ホーチミン市交通建設投資プロジェクト管理委員会によると、このN3分岐橋はアン・フー交差点プロジェクトの主要項目の一つであり、総工費は約2360億ドン(約141億6000万円)に上ります。ベトナムの経済成長を支える上で、インフラ整備は喫緊の課題であり、こうした大規模プロジェクトは都市部の混雑緩和と物流効率の向上に不可欠とされています。
交通の要衝「アン・フー」交差点、全体の整備計画
アン・フー交差点は、ホーチミン市の交通インフラ整備における最重要プロジェクトの一つとして、2022年に着工されました。総事業費は3兆4000億ドン(約2040億円)を超える大規模なもので、地下トンネルと複数の高架橋からなる3層構造を特徴としています。この交差点は、マイ・チ・トー大通り、ホーチミン-ロンタイン-ザウザイ高速道路、ドン・バン・コン、ルオン・ディン・クアといった主要な交通軸を結びつける役割を担っています。

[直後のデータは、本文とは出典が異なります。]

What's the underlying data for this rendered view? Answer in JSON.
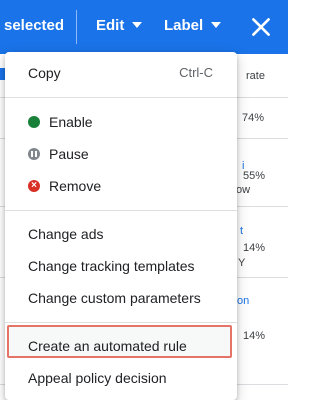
{
  "topbar": {
    "selected_text": "selected",
    "edit_label": "Edit",
    "label_label": "Label"
  },
  "table": {
    "header_rate": "rate",
    "row_cells": [
      "74%",
      "55%",
      "ow",
      "14%",
      "14%",
      "on",
      "Y"
    ]
  },
  "menu": {
    "copy": {
      "label": "Copy",
      "shortcut": "Ctrl-C"
    },
    "enable": {
      "label": "Enable",
      "icon": "green-dot-icon"
    },
    "pause": {
      "label": "Pause",
      "icon": "pause-icon"
    },
    "remove": {
      "label": "Remove",
      "icon": "remove-icon"
    },
    "change_ads": "Change ads",
    "change_tracking_templates": "Change tracking templates",
    "change_custom_parameters": "Change custom parameters",
    "create_automated_rule": "Create an automated rule",
    "appeal_policy_decision": "Appeal policy decision"
  },
  "colors": {
    "topbar": "#1a73e8",
    "enable": "#188038",
    "pause": "#80868b",
    "remove": "#d93025",
    "highlight_border": "#e57368"
  }
}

N3分岐橋の開通後も、建設作業は継続されており、同様の規模を持つN4分岐橋が6月末までに開通する予定です。N4分岐橋は、ドン・バン・コンからマイ・チ・トー方面への逆方向の交通を担うことになります。これらの整備は、ホーチミン市全体の交通ネットワークを強化し、市民生活と経済活動の円滑化に寄与するものです。
ホーチミン市の交通インフラ整備と経済成長
アン・フー交差点プロジェクトでは、これまでにも複数のセクションが供用を開始しています。例えば、高速道路からマイ・チ・トー大通りへの右折高架橋や、マイ・チ・トー大通りから高速道路への地下トンネルなどが既に開通し、交通の流れを改善してきました。また、周辺のバー・ダット橋とジョン・オン・トー橋も完成しており、地域全体の渋滞緩和に貢献しています。
ベトナム政府は、ASEAN域内の連結性強化と経済回廊の整備を重視しており、ホーチミン市のような大都市圏のインフラ整備はその中核をなします。国土交通省のインフラシステム海外展開行動計画にも見られるように、日本を含む国際社会もベトナムのインフラ開発に協力しており、この地域の持続的な経済成長を支援しています。物流インフラの改善は、日系企業を含む多くの外国企業にとって、投資ビジネス環境の魅力度を高める重要な要素となるでしょう。
今回のアン・フー交差点の分岐橋開通は、ホーチミン市に在住する日本人や日系企業のビジネス活動に直接的な恩恵をもたらすでしょう。特にカットライ港へのアクセス改善は、製造業や貿易業に携わる企業にとって、物流コストの削減や納期短縮に繋がり、ベトナムにおけるサプライチェーン全体の効率化に寄与する可能性が高いです。
このインフラ整備の背景には、ベトナム政府が経済成長のボトルネックである都市部の交通混雑を解消し、国際的な競争力を高めようとする強い意思があります。ASEAN経済共同体における生産・流通・投資環境の改善は、日本を含む多くの国からの投資を呼び込む上で不可欠であり、今回のプロジェクトもその一環として、地域経済のさらなる発展を後押しするものと捉えられます。